Credentials

I am a historian with a life long love of history who read history at Bath University gaining an Honours Degree and a Masters degree.

The National Inventory of War Memorials was set up in the mid 1990s by Catherine Moriarty for the Imperial War Museum. The aim was to log details of the nation’s war memorials including the names of the fallen, the monument type, who paid for it and who was responsible for its upkeep. In academic circles the revolutionary study of war memorials found a champion in Adrian Gregory of Cambridge University, whose book ‘The Silence of Memory’ had just been published. This pioneering school of thought placed war memorials and rituals at the heart of First World War study.

Reading history at Bath I was very fortunate to discover my research tutor, Professor Patrick McQuinn was a contemporary of Gregory’s.
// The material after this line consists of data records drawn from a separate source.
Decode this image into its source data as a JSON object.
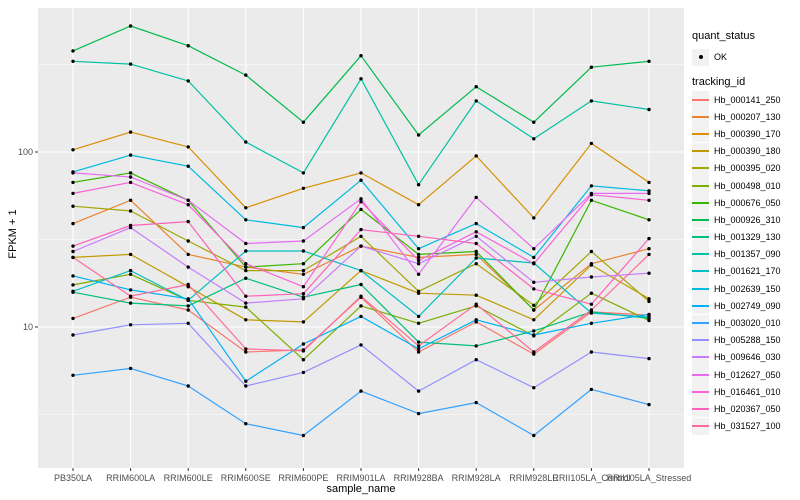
{
  "chart_data": {
    "type": "line",
    "title": "",
    "xlabel": "sample_name",
    "ylabel": "FPKM + 1",
    "yscale": "log10",
    "ylim": [
      1.6,
      660
    ],
    "yticks": [
      100,
      10
    ],
    "ytick_labels": [
      "100",
      "10"
    ],
    "minor_gridlines": [
      3.162,
      31.623,
      316.228
    ],
    "grid": "white major and minor gridlines on gray panel",
    "legend_position": "right",
    "point_marker": "small black dot on every data point (quant_status OK)",
    "x": [
      "PB350LA",
      "RRIM600LA",
      "RRIM600LE",
      "RRIM600SE",
      "RRIM600PE",
      "RRIM901LA",
      "RRIM928BA",
      "RRIM928LA",
      "RRIM928LE",
      "RRII105LA_Control",
      "RRII105LA_Stressed"
    ],
    "series": [
      {
        "name": "Hb_000141_250",
        "color": "#F8766D",
        "values": [
          11.2,
          14.8,
          12.5,
          7.2,
          7.4,
          14.8,
          7.2,
          10.7,
          7.0,
          12.2,
          11.7
        ]
      },
      {
        "name": "Hb_000207_130",
        "color": "#EA8331",
        "values": [
          39,
          53,
          26,
          22,
          20,
          29,
          25,
          26,
          12.5,
          23,
          28
        ]
      },
      {
        "name": "Hb_000390_170",
        "color": "#D89000",
        "values": [
          103,
          130,
          107,
          48,
          62,
          76,
          50,
          95,
          42,
          112,
          67
        ]
      },
      {
        "name": "Hb_000390_180",
        "color": "#C09B00",
        "values": [
          25,
          26,
          17,
          11,
          10.7,
          21,
          15.6,
          15.2,
          11,
          22.6,
          14.5
        ]
      },
      {
        "name": "Hb_000395_020",
        "color": "#A3A500",
        "values": [
          49,
          46,
          31,
          21,
          21,
          33,
          16,
          23,
          13.3,
          27,
          14
        ]
      },
      {
        "name": "Hb_000498_010",
        "color": "#7CAE00",
        "values": [
          17.4,
          20,
          14.2,
          13,
          6.5,
          13.2,
          10.5,
          13.2,
          8.9,
          15.6,
          10.9
        ]
      },
      {
        "name": "Hb_000676_050",
        "color": "#39B600",
        "values": [
          67,
          76,
          53,
          22,
          23,
          47,
          26,
          27,
          12.5,
          53,
          41
        ]
      },
      {
        "name": "Hb_000926_310",
        "color": "#00BB4E",
        "values": [
          378,
          525,
          405,
          275,
          148,
          355,
          125,
          236,
          148,
          305,
          330
        ]
      },
      {
        "name": "Hb_001329_130",
        "color": "#00BF7D",
        "values": [
          15.8,
          13.7,
          13.2,
          19,
          14.8,
          17.5,
          8.2,
          7.8,
          9.5,
          12.2,
          11.2
        ]
      },
      {
        "name": "Hb_001357_090",
        "color": "#00C1A3",
        "values": [
          330,
          318,
          255,
          114,
          76,
          262,
          65,
          196,
          119,
          196,
          175
        ]
      },
      {
        "name": "Hb_001621_170",
        "color": "#00BFC4",
        "values": [
          16,
          21,
          14.2,
          27.2,
          27.2,
          21,
          11.5,
          24.8,
          23.2,
          12,
          11.4
        ]
      },
      {
        "name": "Hb_002639_150",
        "color": "#00BAE0",
        "values": [
          77,
          96,
          83,
          41,
          37,
          69,
          28,
          39,
          25,
          64,
          60
        ]
      },
      {
        "name": "Hb_002749_090",
        "color": "#00B0F6",
        "values": [
          19.6,
          16.3,
          14.5,
          4.9,
          8.0,
          11.5,
          7.5,
          11.0,
          9.0,
          10.5,
          11.8
        ]
      },
      {
        "name": "Hb_003020_010",
        "color": "#35A2FF",
        "values": [
          5.3,
          5.8,
          4.6,
          2.8,
          2.4,
          4.3,
          3.2,
          3.7,
          2.4,
          4.4,
          3.6
        ]
      },
      {
        "name": "Hb_005288_150",
        "color": "#9590FF",
        "values": [
          9.0,
          10.3,
          10.5,
          4.6,
          5.5,
          7.9,
          4.3,
          6.5,
          4.5,
          7.2,
          6.6
        ]
      },
      {
        "name": "Hb_009646_030",
        "color": "#C77CFF",
        "values": [
          27,
          37,
          22,
          13.7,
          14.5,
          29,
          23,
          33,
          18,
          19.3,
          20.3
        ]
      },
      {
        "name": "Hb_012627_050",
        "color": "#E76BF3",
        "values": [
          76,
          72,
          53,
          30,
          31,
          54,
          20,
          55,
          28,
          58,
          58
        ]
      },
      {
        "name": "Hb_016461_010",
        "color": "#FA62DB",
        "values": [
          58,
          67,
          50,
          23,
          17,
          52,
          24,
          35,
          23,
          57,
          53
        ]
      },
      {
        "name": "Hb_020367_050",
        "color": "#FF62BC",
        "values": [
          29,
          38,
          40,
          15,
          15.5,
          36,
          33,
          30,
          16.5,
          13.5,
          32
        ]
      },
      {
        "name": "Hb_031527_100",
        "color": "#FF6A98",
        "values": [
          25,
          15,
          17.5,
          7.5,
          7.3,
          15,
          7.8,
          13.5,
          7.2,
          12.5,
          26
        ]
      }
    ]
  },
  "legend": {
    "quant_status_title": "quant_status",
    "quant_status_items": [
      {
        "label": "OK",
        "symbol": "black-point"
      }
    ],
    "tracking_id_title": "tracking_id"
  },
  "colors": {
    "background": "#FFFFFF",
    "panel_bg": "#EBEBEB",
    "gridline": "#FFFFFF",
    "axis_text": "#4D4D4D",
    "tick_mark": "#333333",
    "legend_key_bg": "#F2F2F2",
    "point": "#000000"
  }
}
My interest in the First World War had stemmed from my late grandmother and was now further inspired by Patrick, who encouraged me to look at how the conflict was remembered through the medium of war memorials.

The dissertation studied ten villages in the Blackmore Vale – Abbas and Templecombe, Henstridge, Horsington and South Cheriton, Milborne Port, Stalbridge, Kington Magna, Buckhorn Weston, Marnhull, North Cheriton.  Information from the memorials was gathered and analysed and set into a wider context. This served its purpose and subsequently led to providing details to the National Inventory.

At the same time I began building a database of the information. Having completed this and moved on to study for a Masters degree in History under the watchful eye of Professor Graham Davis, it seemed natural to want to  continue the work after academic study. Therefore I continued touring the area recording its memorials. The database increased to around 5,000 entries covering all of the villages in the Blackmore Vale and including many more in the counties of Somerset, Dorset and Wiltshire.

Having gathered all the information my dilemma then was which to complete first – an in-depth look at one village’s experience or a broader based study of a region.  By 1997 I had decided to concentrate on one village and a few (!) years later, i.e. in 2009, the first book was complete  -  ‘Henstridge A Somerset Village and the First World War’.  Order your copy by accessing the main menu or click here.

Thus having started the research for the book ‘Henstridge a Somerset Village and the First World War’ in 1996 when I was living in Cotton Corner House, Henstridge, it was clear then that the topic of the First World War remained one of the most fiercely debated of the twentieth century. On the other hand the subject of war memorials was still in its infancy and there were few relevant internet sources or major works to be consulted.  Much of my fundamental local research was carried out by foot slogging round the parish, visiting and talking to people, looking for, and at, information, photographs and anything people were good enough to find.